A week has passed since the end of last issue, and Batman has been hiding in the dark the whole time. Surviving on only handfuls of water and grim determination, Bruce is clearly losing his mind as the Court of Owls seem to have trapped and then forgotten about him. The story plays out like a locked room mystery, the tension ramping up as Bruce's thoughts take on a strange tone as danger presents itself in everything around him. Watching the master detective slowly run out of answers becomes a sad and disgusting theater of the macabre. We begin to feel like voyeurs, questioning our complicity in this dance of death.
The biggest hook of this issue is the way Snyder and Capullo turn the pages sideways and then upside-down. This is a clear, visual representation of Bruce's state of mind and the trick works perfectly. Craning your neck a little, becoming just a touch uncomfortable in your consumption of this brutal tale, is a physical manifestation of how you feel on the inside as you read about Batman's predicament. Once Bruce's world and mind is turned upside-down, the book follows suit. The topsy-turvy din of breathless anticipation for the worst culminates in a crescendo of a single note, the silence and stillness of which holds a strange gravity that will stop you turning the page. This moment hangs in perfect balance because of the build and the break. Don't concern yourself with what comes next -- just enjoy this moment because it's why we read comics.

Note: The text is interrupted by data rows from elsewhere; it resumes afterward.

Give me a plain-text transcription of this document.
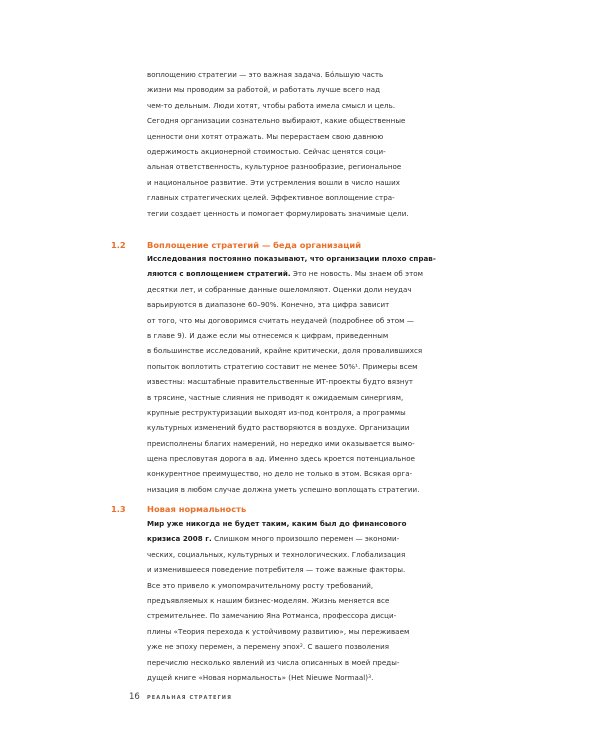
воплощению стратегии — это важная задача. Бóльшую часть
жизни мы проводим за работой, и работать лучше всего над
чем-то дельным. Люди хотят, чтобы работа имела смысл и цель.
Сегодня организации сознательно выбирают, какие общественные
ценности они хотят отражать. Мы перерастаем свою давнюю
одержимость акционерной стоимостью. Сейчас ценятся соци-
альная ответственность, культурное разнообразие, региональное
и национальное развитие. Эти устремления вошли в число наших
главных стратегических целей. Эффективное воплощение стра-
тегии создает ценность и помогает формулировать значимые цели.
1.2	Воплощение стратегий — беда организаций
Исследования постоянно показывают, что организации плохо справ-
ляются с воплощением стратегий. Это не новость. Мы знаем об этом
десятки лет, и собранные данные ошеломляют. Оценки доли неудач
варьируются в диапазоне 60–90%. Конечно, эта цифра зависит
от того, что мы договоримся считать неудачей (подробнее об этом —
в главе 9). И даже если мы отнесемся к цифрам, приведенным
в большинстве исследований, крайне критически, доля провалившихся
попыток воплотить стратегию составит не менее 50%¹. Примеры всем
известны: масштабные правительственные ИТ-проекты будто вязнут
в трясине, частные слияния не приводят к ожидаемым синергиям,
крупные реструктуризации выходят из-под контроля, а программы
культурных изменений будто растворяются в воздухе. Организации
преисполнены благих намерений, но нередко ими оказывается вымо-
щена пресловутая дорога в ад. Именно здесь кроется потенциальное
конкурентное преимущество, но дело не только в этом. Всякая орга-
низация в любом случае должна уметь успешно воплощать стратегии.
1.3	Новая нормальность
Мир уже никогда не будет таким, каким был до финансового
кризиса 2008 г. Слишком много произошло перемен — экономи-
ческих, социальных, культурных и технологических. Глобализация
и изменившееся поведение потребителя — тоже важные факторы.
Все это привело к умопомрачительному росту требований,
предъявляемых к нашим бизнес-моделям. Жизнь меняется все
стремительнее. По замечанию Яна Ротманса, профессора дисци-
плины «Теория перехода к устойчивому развитию», мы переживаем
уже не эпоху перемен, а перемену эпох$^2$. С вашего позволения
перечислю несколько явлений из числа описанных в моей преды-
дущей книге «Новая нормальность» (Het Nieuwe Normaal)$^3$.
16 РЕАЛЬНАЯ СТРАТЕГИЯ
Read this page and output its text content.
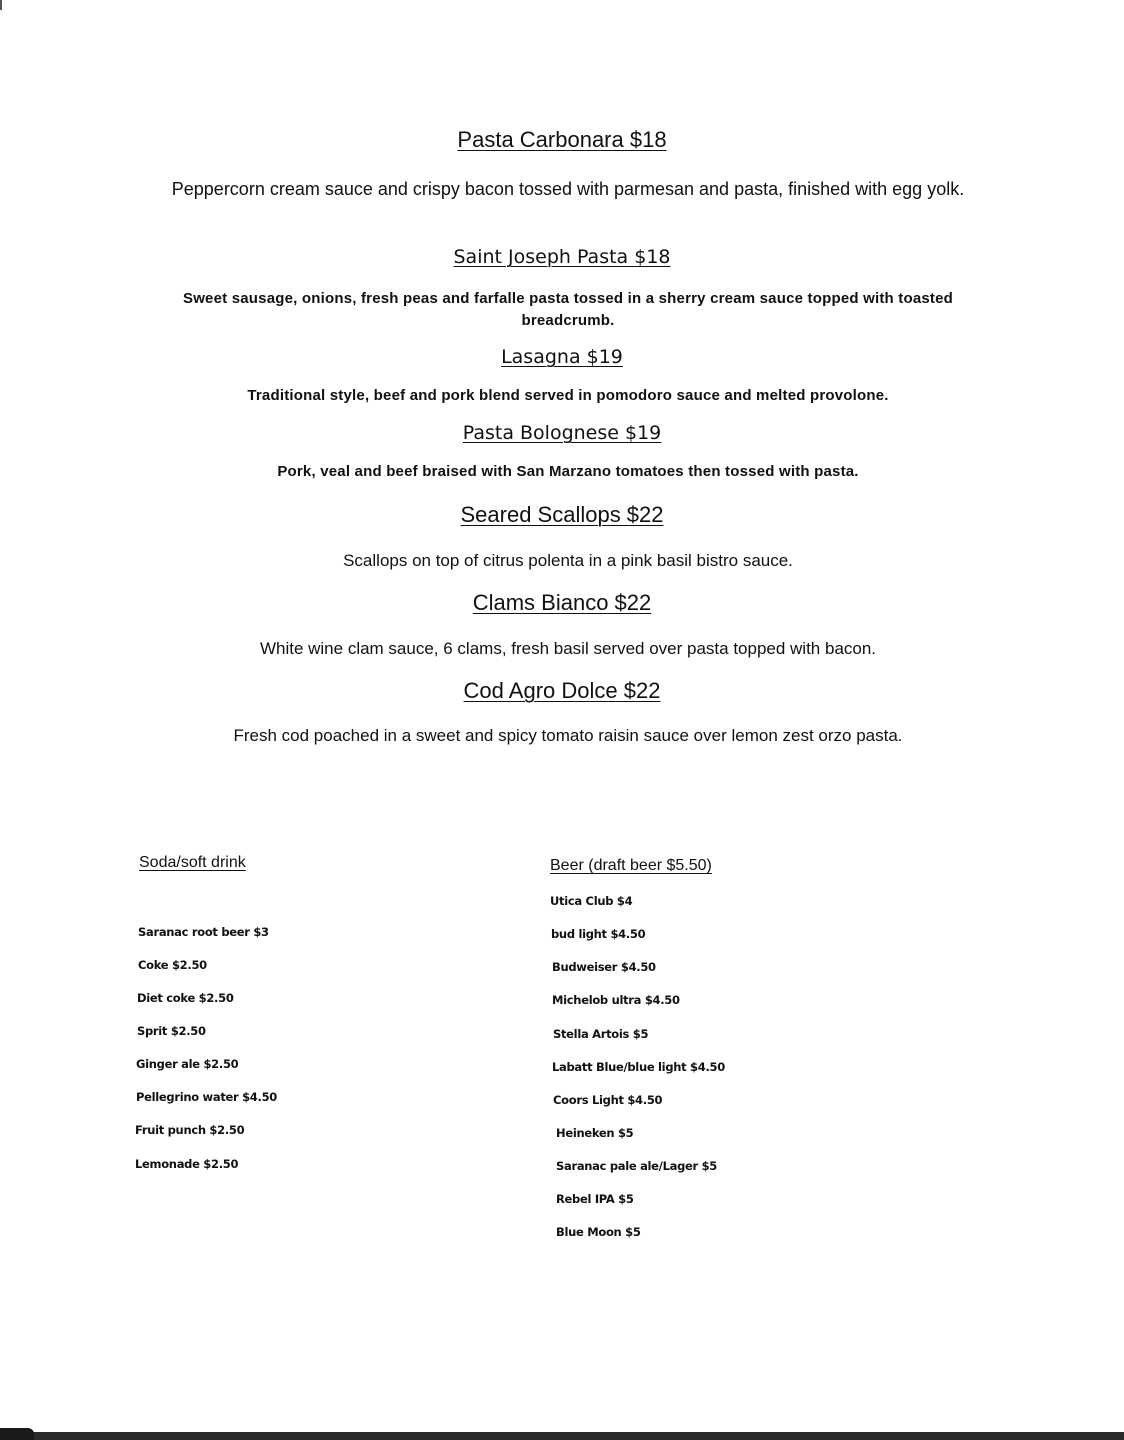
Pasta Carbonara $18
Peppercorn cream sauce and crispy bacon tossed with parmesan and pasta, finished with egg yolk.
Saint Joseph Pasta $18
Sweet sausage, onions, fresh peas and farfalle pasta tossed in a sherry cream sauce topped with toasted breadcrumb.
Lasagna $19
Traditional style, beef and pork blend served in pomodoro sauce and melted provolone.
Pasta Bolognese $19
Pork, veal and beef braised with San Marzano tomatoes then tossed with pasta.
Seared Scallops $22
Scallops on top of citrus polenta in a pink basil bistro sauce.
Clams Bianco $22
White wine clam sauce, 6 clams, fresh basil served over pasta topped with bacon.
Cod Agro Dolce $22
Fresh cod poached in a sweet and spicy tomato raisin sauce over lemon zest orzo pasta.
Soda/soft drink
Saranac root beer $3
Coke $2.50
Diet coke $2.50
Sprit $2.50
Ginger ale $2.50
Pellegrino water $4.50
Fruit punch $2.50
Lemonade $2.50
Beer (draft beer $5.50)
Utica Club $4
bud light $4.50
Budweiser $4.50
Michelob ultra $4.50
Stella Artois $5
Labatt Blue/blue light $4.50
Coors Light $4.50
Heineken $5
Saranac pale ale/Lager $5
Rebel IPA $5
Blue Moon $5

Greg Capullo, Jonathon Glapion and FCO bring their best game, playing perfectly off of Snyder's script. The first page in the labyrinth has a tone and rhythm to it reminiscent of "Batman: The Animated Series," and from there, we start to feel discontent like we haven't experienced since "Batman: The Cult." The art team creates some stellar moments, like Batman looking into a mirror only to see a haunting, partial reflection, or walking over a model Gotham, his cape flowing with the sort of amazing physics which can only exist in comics. As his cape shreds and his face contorts, Batman's one eye tells you everything you need to know but don't want to hear as the issue drags you down. If pressed, the only weak point of the issue is in the framing sequence, which doesn't carry anywhere near as much weight as the underground deluge, but it's not enough of an issue to detract from the overall reading experience.
"Batman" #5 is the best issue of the series to date. It is also Scott Snyder's best script ever, on many levels, and Capullo/Glapion surpass their exemplary work on the previous four issues. Batman is a crazed lunatic, Gotham is not a nice place to live and we all have to face our fears before we die. These are the truths of Batman, and Snyder and Capullo deliver them in a manner you will never ever forget. This short tale of a captured crusader slowly descending into the madness that should have consumed him years ago is a ferocious tale that disturbs with what it chooses not to do. This foray into the different is a bold experiment in telling a story in a way no other medium could manage, and everyone involved should be complemented on the bravado to try it and the skill to pull it off damn-near perfectly.